In anticipation of next week’s transfer of sovereignty, the papers all seem to be amping up their Iraq coverage, and today the NYT and WP go head-to-head with lengthy off-leads about the Hunt for Sadr, both of which quote American GIs involved. Round one goes to the Post, which lays out the more riveting and graphic narrative of the Army’s 1st Armored Division’s pitched, 60-day campaign through Kut, Karbala, Najaf, and Kufa that ended in a precarious cease-fire. “Our effort here has been semi-wasted,” said one staff sergeant. “[Sadr’s militiamen] have lived to fight again, and that’s exactly what they’ll do.” The NYT disagrees and approximates the number of remaining Sadr loyalists in Iraq’s holy cities to be only 200 or so, down from 3,000 at the beginning of the uprising.

A Page One Post story, “AN OUTSIDER TRIES TO SHAKE THE ‘SPOILER’ LABEL” follows Ralph Nader to New Hampshire, where, it seems, he’s not doing a very good job of shaking it.

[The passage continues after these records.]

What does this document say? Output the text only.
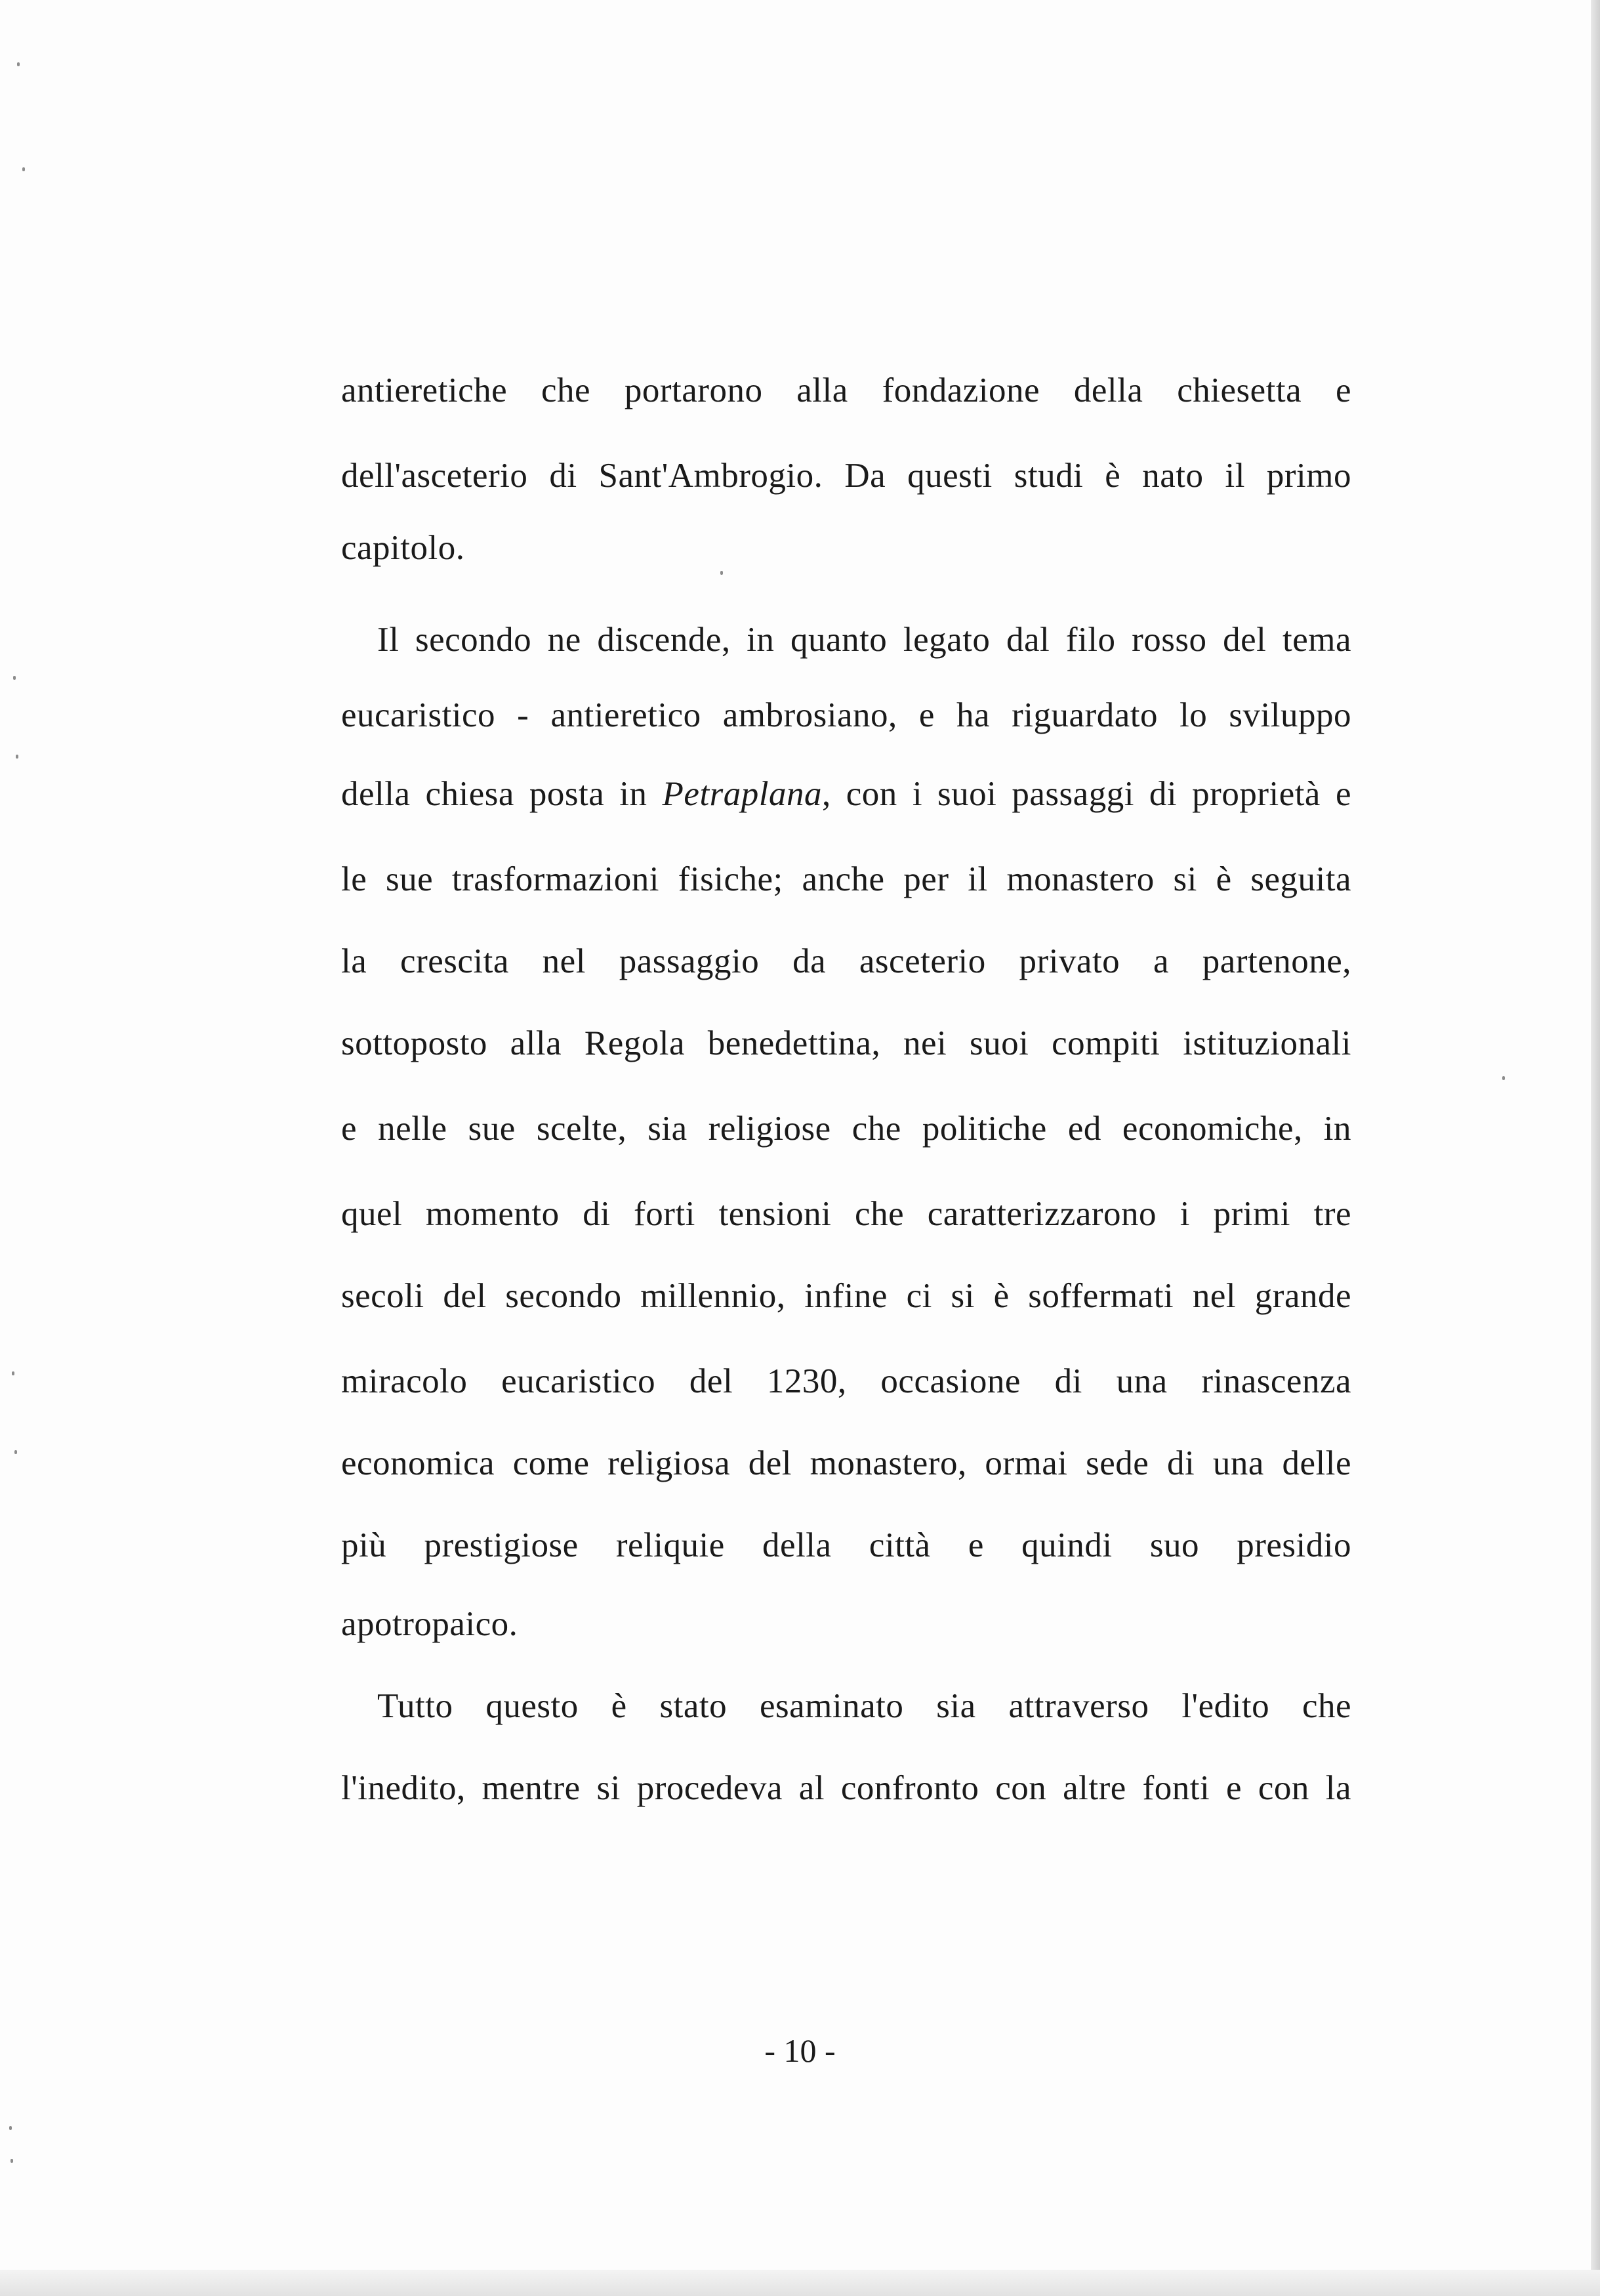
antieretiche che portarono alla fondazione della chiesetta e
dell'asceterio di Sant'Ambrogio. Da questi studi è nato il primo
capitolo.
Il secondo ne discende, in quanto legato dal filo rosso del tema
eucaristico - antieretico ambrosiano, e ha riguardato lo sviluppo
della chiesa posta in Petraplana, con i suoi passaggi di proprietà e
le sue trasformazioni fisiche; anche per il monastero si è seguita
la crescita nel passaggio da asceterio privato a partenone,
sottoposto alla Regola benedettina, nei suoi compiti istituzionali
e nelle sue scelte, sia religiose che politiche ed economiche, in
quel momento di forti tensioni che caratterizzarono i primi tre
secoli del secondo millennio, infine ci si è soffermati nel grande
miracolo eucaristico del 1230, occasione di una rinascenza
economica come religiosa del monastero, ormai sede di una delle
più prestigiose reliquie della città e quindi suo presidio
apotropaico.
Tutto questo è stato esaminato sia attraverso l'edito che
l'inedito, mentre si procedeva al confronto con altre fonti e con la
- 10 -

Sitting in on a meeting with campaign aides, Shankar Vedantam discovers, “In private, four of Nader’s five supporters around the table said they will vote for Democrat John F. Kerry if polls in late October show Nader tipping the state to President Bush.” 

The NYT and LAT tease, and the WP stuffs, Bush’s chilly reception in Ireland, where thousands of antiwar demonstrators took to the streets in a show of uncharacteristic contempt for an American president.

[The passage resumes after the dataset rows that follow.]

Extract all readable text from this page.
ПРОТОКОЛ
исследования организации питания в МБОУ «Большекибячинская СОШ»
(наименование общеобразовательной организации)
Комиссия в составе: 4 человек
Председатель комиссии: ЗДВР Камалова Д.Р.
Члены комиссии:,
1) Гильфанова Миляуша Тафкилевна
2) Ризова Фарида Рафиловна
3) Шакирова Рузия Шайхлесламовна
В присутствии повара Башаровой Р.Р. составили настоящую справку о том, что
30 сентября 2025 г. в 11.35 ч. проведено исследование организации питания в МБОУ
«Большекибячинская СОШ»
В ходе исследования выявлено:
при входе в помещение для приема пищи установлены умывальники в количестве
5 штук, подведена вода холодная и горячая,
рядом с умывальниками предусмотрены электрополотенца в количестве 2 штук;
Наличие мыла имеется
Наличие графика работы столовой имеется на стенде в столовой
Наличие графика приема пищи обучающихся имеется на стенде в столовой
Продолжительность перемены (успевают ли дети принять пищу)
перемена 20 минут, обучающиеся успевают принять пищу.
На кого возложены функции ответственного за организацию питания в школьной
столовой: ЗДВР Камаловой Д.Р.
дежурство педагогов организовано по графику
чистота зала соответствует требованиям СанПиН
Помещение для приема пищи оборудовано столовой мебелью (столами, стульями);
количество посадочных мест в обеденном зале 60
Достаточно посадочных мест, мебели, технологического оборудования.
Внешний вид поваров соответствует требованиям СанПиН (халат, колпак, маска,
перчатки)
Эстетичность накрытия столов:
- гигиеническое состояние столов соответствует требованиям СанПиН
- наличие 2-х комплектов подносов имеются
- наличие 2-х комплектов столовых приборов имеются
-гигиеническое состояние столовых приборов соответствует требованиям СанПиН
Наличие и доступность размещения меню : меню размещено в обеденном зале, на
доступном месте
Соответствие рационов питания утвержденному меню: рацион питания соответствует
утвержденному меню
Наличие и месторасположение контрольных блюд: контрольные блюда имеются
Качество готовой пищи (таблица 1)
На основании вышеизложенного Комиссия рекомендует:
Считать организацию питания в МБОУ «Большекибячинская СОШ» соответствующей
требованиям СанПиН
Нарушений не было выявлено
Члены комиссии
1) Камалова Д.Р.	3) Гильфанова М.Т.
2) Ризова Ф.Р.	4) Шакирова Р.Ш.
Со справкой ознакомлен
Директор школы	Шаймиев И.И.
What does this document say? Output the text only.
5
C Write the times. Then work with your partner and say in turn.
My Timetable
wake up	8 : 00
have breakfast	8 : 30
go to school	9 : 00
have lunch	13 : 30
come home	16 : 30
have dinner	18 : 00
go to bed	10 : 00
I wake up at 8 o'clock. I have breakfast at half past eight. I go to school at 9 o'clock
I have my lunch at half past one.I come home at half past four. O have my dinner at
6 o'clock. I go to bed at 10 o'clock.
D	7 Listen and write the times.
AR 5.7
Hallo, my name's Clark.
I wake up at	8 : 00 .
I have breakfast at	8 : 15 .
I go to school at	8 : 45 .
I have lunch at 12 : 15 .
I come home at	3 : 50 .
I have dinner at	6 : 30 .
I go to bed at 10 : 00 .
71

Vice President Cheney isn’t sorry for the F-bomb he lobbed at Sen. Pat Leahy on the Senate floor earlier this week in response to the liberal law-maker’s accusations of cronyism. “I didn’t like the fact that after he had done so, then he wanted to act like, you know, everything’s peaches and cream,” Cheney said. “And I informed him of my view of his conduct in no uncertain terms. And as I say, I felt better afterwards.” Leahy’s spokesman retorted: “It appears the vice president’s previous calls for civility are now inoperative.” Yikes. TP can’t help but think that were it not for Cheney’s delicate health, the playa-hatin’ might have been much worse. As Ann Gerhart chronicles in the WP:

[In 1902], jockeying between the distinguished gentlemen from South Carolina resulted in their censure. The junior senator, John McLaurin, proclaimed the senior senator, Ben Tillman, guilty of “a willful, malicious and deliberate lie.” Tillman promptly responded with a square punch in the jaw. The ensuing Senate-floor brawl looked like a modern bench-clearing fracas in major league baseball. Nearly 50 years before, a Massachusetts senator had been beaten unconscious, three days after he took to the floor to denounce two Democratic senators he believed to be pro-slavery. Illinois’s Stephen Douglas, Charles Sumner had said, was a “noise-some, squat and nameless animal.” He then accused South Carolina’s Andrew Butler of taking “a mistress … who, though ugly to others, is always lovely to him; though polluted in the sight of the world, is chaste in his sight. I mean,” he added, “the harlot, Slavery.” That brought House member Preston Brooks in to defend Butler, striking Sumner about the head so furiously with a cane that the senator was carried bloody and unconscious from the chamber.